Could dog's discovery be evidence in murder case?
BBCA dog may have unwittingly dug up a crucial bit of evidence from a notorious Victorian murder, his owner believes.
Paul Phillips live in Clyst Honiton, the east Devon village where Mary Ann Ashford murdered her husband William in 1865 by placing arsenic and strychnine into his tea.
She was eventually tried and hanged for the crime outside Exeter Prison in one of the last public executions in Devon
More than 160 years later Phillips believes his golden Labrador Stanley has found a piece of previously buried evidence after he dug up a Victorian poison bottle just yards from the murder scene marked "not to be taken".

Phillips said his dog kept digging in the same spot until he uncovered the bottle. Having done some research, he found the blue glass container dated from the time of the crime, which happened close to his garden.
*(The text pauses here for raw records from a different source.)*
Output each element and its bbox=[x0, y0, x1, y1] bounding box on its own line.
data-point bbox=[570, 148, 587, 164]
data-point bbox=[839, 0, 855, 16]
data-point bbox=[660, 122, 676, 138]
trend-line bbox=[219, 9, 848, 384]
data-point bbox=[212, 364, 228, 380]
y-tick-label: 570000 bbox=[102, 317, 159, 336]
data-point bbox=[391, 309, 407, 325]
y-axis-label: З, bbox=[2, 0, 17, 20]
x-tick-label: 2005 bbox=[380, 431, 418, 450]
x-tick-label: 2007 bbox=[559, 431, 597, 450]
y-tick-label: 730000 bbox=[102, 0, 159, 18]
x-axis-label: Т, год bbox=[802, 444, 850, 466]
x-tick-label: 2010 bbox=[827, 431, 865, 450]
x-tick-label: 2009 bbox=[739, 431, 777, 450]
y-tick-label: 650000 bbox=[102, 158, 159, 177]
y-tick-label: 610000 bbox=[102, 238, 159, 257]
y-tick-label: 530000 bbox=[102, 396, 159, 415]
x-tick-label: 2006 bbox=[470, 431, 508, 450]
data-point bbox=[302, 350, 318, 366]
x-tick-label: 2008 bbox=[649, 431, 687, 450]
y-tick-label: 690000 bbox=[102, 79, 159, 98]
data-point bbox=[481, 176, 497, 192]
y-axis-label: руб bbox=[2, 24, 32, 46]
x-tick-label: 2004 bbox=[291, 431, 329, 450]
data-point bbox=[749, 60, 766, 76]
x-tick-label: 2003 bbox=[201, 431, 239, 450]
He said the murder took place next to the village's old police station - next door to his property.
Phillips said "if the story is true, then Mary could have hidden the bottle in our garden and it's laid there for 160 years".
He said Stanley, dubbed Sherlock Bones by his family, had been praised for his tenacity but the family did not want to keep the bottle in the house because "it comes with a bit of a dark story".
The family said they hoped a museum might want the item if it was proven to be part of the Mary Ann Ashford murder case.

Historian Dr Todd Gray, from the University of Exeter, has previously researched the Ashford murder case.
He said the blue poison bottle was only a "possible" piece of the jigsaw and could represent an "additional piece of evidence".
Gray revealed that, during Mary Ann Ashford's trial, police had brought out packets and several other bits of evidence relating to the arsenic poisoning found at the scene of the murder.